Dr. Voyiadjis’ research has been performed on developing numerical models that aim at simulating the damage and dynamic failure response of advanced engineering materials and structures under high-speed impact loading conditions. This work will guide the development of design criteria and fabrication processes of high performance materials and structures under severe loading conditions. Emphasis is placed on survivability area that aims to develop and field a contingency armor that is thin and lightweight, but with a very high level of an overpressure protection system that provides low penetration depths. The formation of cracks and voids in the adiabatic shear bands, which are the precursors to fracture, are mainly investigated.

He has two patents, over 340 refereed journal articles and 22 books (12 as editor) to his credit. He gave over 400 presentations as plenary, keynote and invited speaker as well as other talks. Over sixty two graduate students (37 Ph. D.) completed their degrees under his direction.  He has also supervised numerous postdoctoral associates. Voyiadjis has been extremely successful in securing more than $30.0 million in research funds as a principal investigator/investigator from the National Science Foundation, the Department of Defense, the Air Force Office of Scientific Research, the Department of Transportation, National Oceanic and Atmospheric Administration (NOAA), and major companies such as IBM and Martin Marietta.

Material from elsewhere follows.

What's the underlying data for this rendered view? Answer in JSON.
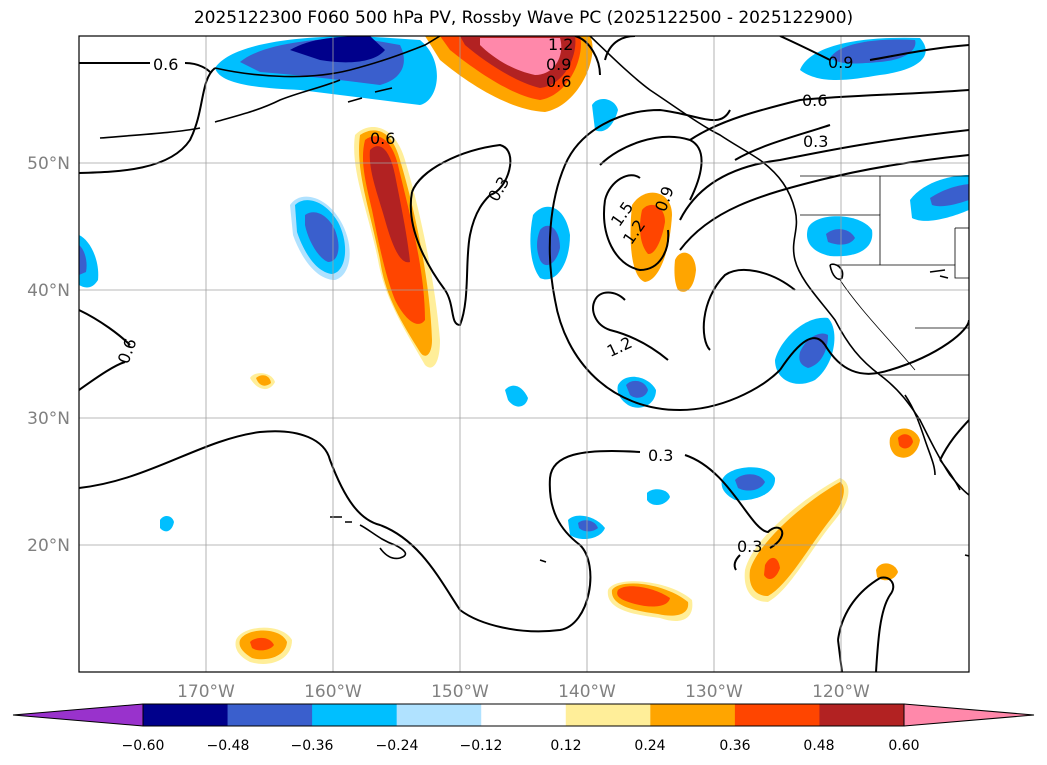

He has been invited to give plenary presentations and keynote lectures in many countries around the world. He has also been invited as guest editor in numerous volumes of the Journal of Computer Methods in Applied Mechanics and Engineering, International Journal of Plasticity, Journal of Engineering Mechanics of the ASCE, and Journal of Mechanics of Materials. These special issues focus in the areas of damage mechanics, structures, fracture mechanics, localization, and bridging of length scales.

 

Professor Paul Wood

Institute for Innovation in Sustainable Engineering, University of Derby
Derby, UK

 ,,Selective laser melting of a high precision turbomachinery application in In718 alloy"

 

Graduating from the University of Aston in 1985 with a good honours degree in mechanical engineering followed by a PhD in the technical field of manufacturing.  A career spanning nearly four decades with fifteen years in industry, and twenty two years in collaborative research at the universities of Warwick, Strathclyde and more recently Derby. Notable achievements include the establishment of a centre of competence for high rate testing of materials to service the design of lightweight passenger transport vehicles to ensure compliance to the safety requirements.

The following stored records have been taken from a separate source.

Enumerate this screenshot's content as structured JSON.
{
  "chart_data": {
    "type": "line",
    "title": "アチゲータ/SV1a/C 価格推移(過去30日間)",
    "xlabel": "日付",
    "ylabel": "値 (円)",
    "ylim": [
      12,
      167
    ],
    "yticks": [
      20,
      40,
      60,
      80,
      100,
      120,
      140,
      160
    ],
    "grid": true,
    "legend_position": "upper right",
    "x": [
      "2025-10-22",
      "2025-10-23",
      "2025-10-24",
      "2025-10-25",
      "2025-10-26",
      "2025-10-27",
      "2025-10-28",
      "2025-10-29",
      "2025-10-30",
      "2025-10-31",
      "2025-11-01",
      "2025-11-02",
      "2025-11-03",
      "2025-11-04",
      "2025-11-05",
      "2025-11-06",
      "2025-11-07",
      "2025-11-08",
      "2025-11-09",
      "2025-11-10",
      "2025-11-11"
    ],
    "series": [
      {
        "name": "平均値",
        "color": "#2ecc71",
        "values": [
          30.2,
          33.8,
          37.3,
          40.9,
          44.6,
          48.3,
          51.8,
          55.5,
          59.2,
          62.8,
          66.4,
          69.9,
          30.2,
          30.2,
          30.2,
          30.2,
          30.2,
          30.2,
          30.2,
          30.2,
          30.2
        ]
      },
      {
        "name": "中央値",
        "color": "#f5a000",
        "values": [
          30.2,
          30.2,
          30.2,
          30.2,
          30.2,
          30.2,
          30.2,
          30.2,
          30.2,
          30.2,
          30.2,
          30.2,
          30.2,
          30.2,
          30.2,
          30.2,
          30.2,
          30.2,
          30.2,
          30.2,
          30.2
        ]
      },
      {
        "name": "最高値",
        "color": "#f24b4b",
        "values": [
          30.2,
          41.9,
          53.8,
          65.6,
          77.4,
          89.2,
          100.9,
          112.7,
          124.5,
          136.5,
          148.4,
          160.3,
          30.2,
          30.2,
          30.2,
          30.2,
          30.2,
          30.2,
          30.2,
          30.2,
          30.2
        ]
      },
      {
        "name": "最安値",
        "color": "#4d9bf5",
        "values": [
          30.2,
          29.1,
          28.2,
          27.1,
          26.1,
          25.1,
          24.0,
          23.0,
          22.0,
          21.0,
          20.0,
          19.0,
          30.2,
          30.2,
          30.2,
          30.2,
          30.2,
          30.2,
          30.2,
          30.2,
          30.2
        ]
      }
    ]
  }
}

In 2008, Paul was nominated the principal UK expert by the British Standards Institute and appointed to support the development of a new international standard ISO26203-2 covering servo-hydraulic systems for high rate materials testing and published in 2012. Paul received a generous grant gift from a well-known international automotive company in recognition of his achievements in this field of research. 

He has an extensive list of publications associated with materials and manufacturing and has supervised several PhD student completions. Paul’s knowledge of materials and manufacturing is extensive covering the thermal and dynamic behaviour of conventional materials, exotic lightweight alloys and high temperature alloys in a wide range of applications. Presently, as director of the IISE, he leads a programme of research in advanced manufacturing with emphasis on selective laser melting and multi-axis CNC machining.